You can download an iPhone app for the 13th edition from the App Store (search for Weeks Population).

If you are a user of my textbook and would like to suggest a blog post idea, please email me at: john.weeks@sdsu.edu

Sunday, November 20, 2016

The Great Ethnic Wall of China

"Ethnicity is central to China's national identity," reports the Economist in this week's issue. The Han account for 1.2 billion of the country's 1.4 billion people, and it seems clear that they want it to stay that way.
China today is extraordinarily homogenous. It sustains that by remaining almost entirely closed to new entrants except by birth. Unless someone is the child of a Chinese national, no matter how long they live there, how much money they make or tax they pay, it is virtually impossible to become a citizen.
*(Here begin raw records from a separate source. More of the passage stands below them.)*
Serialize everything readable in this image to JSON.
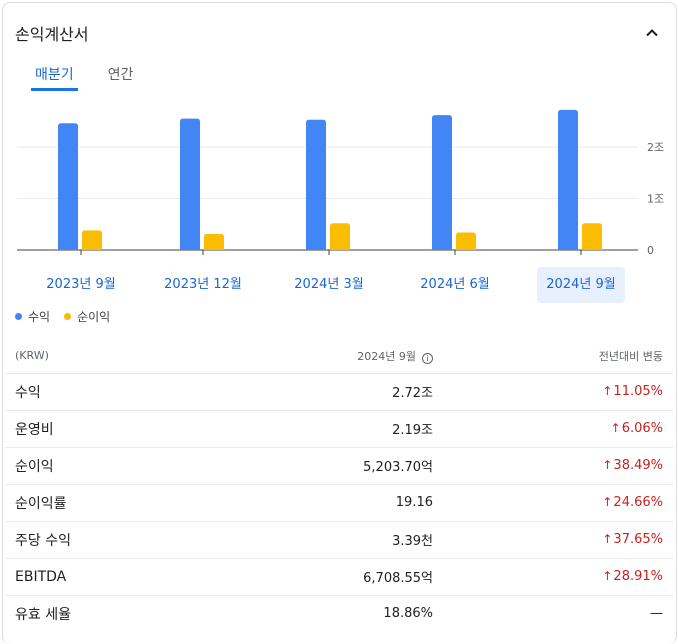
{
  "card": {
    "title": "손익계산서"
  },
  "tabs": [
    {
      "label": "매분기",
      "active": true
    },
    {
      "label": "연간",
      "active": false
    }
  ],
  "chart_data": {
    "type": "bar",
    "categories": [
      "2023년 9월",
      "2023년 12월",
      "2024년 3월",
      "2024년 6월",
      "2024년 9월"
    ],
    "selected_category": "2024년 9월",
    "series": [
      {
        "name": "수익",
        "color": "#4285f4",
        "values": [
          2.46,
          2.55,
          2.53,
          2.62,
          2.72
        ]
      },
      {
        "name": "순이익",
        "color": "#fbbc04",
        "values": [
          0.38,
          0.31,
          0.52,
          0.34,
          0.52
        ]
      }
    ],
    "y_ticks": [
      {
        "value": 0,
        "label": "0"
      },
      {
        "value": 1,
        "label": "1조"
      },
      {
        "value": 2,
        "label": "2조"
      }
    ],
    "ylim": [
      0,
      2.8
    ],
    "grid": true,
    "legend_position": "bottom-left"
  },
  "table": {
    "headers": {
      "label": "(KRW)",
      "period": "2024년 9월",
      "change": "전년대비 변동"
    },
    "rows": [
      {
        "label": "수익",
        "value": "2.72조",
        "change": "11.05%",
        "direction": "up"
      },
      {
        "label": "운영비",
        "value": "2.19조",
        "change": "6.06%",
        "direction": "up"
      },
      {
        "label": "순이익",
        "value": "5,203.70억",
        "change": "38.49%",
        "direction": "up"
      },
      {
        "label": "순이익률",
        "value": "19.16",
        "change": "24.66%",
        "direction": "up"
      },
      {
        "label": "주당 수익",
        "value": "3.39천",
        "change": "37.65%",
        "direction": "up"
      },
      {
        "label": "EBITDA",
        "value": "6,708.55억",
        "change": "28.91%",
        "direction": "up"
      },
      {
        "label": "유효 세율",
        "value": "18.86%",
        "change": "—",
        "direction": "none"
      }
    ]
  }
}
Someone who marries a Chinese person can theoretically gain citizenship; in practice few do. As a result, the most populous nation on Earth has only 1,448 naturalised Chinese in total, according to the 2010 census. Even Japan, better known for hostility to immigration, naturalises around 10,000 new citizens each year; in America the figure is some 700,000.
This issue is at work behind the scenes, so to speak, as China copes with its changing age structure. The dramatic drop in China's fertility rate from the 1970s to the present is a key factor in its economic success. The country has used that demographic dividend brilliantly--as have Taiwan, Japan, South Korea, and to a less extent, Vietnam. As I note in my book, the evidence suggests that the birth rate decline in China would have continued even without the Draconian one-child policy, and the negative legacy of that policy lingers even though the government has eased the restrictions on births. The NYTimes recently reported that a 2015 mini-census in China found that the Total Fertility Rate in China was down to 1.05 children per woman, well below the official figure of 1.6 children. The response from some has predictably been to suggest that the government needs to be more pronatalist. The government has shown little interest in this approach, nor has the average married couple in China. And, since it is clear that outsiders (i.e., immigrants) are not going to be coming to the rescue anytime soon, we can assume that China will continue its pattern of creating a global web of external income that will allow it to support an increasingly older population without resorting to a higher birth rate among the Han or opening the doors to non-Chinese immigrants.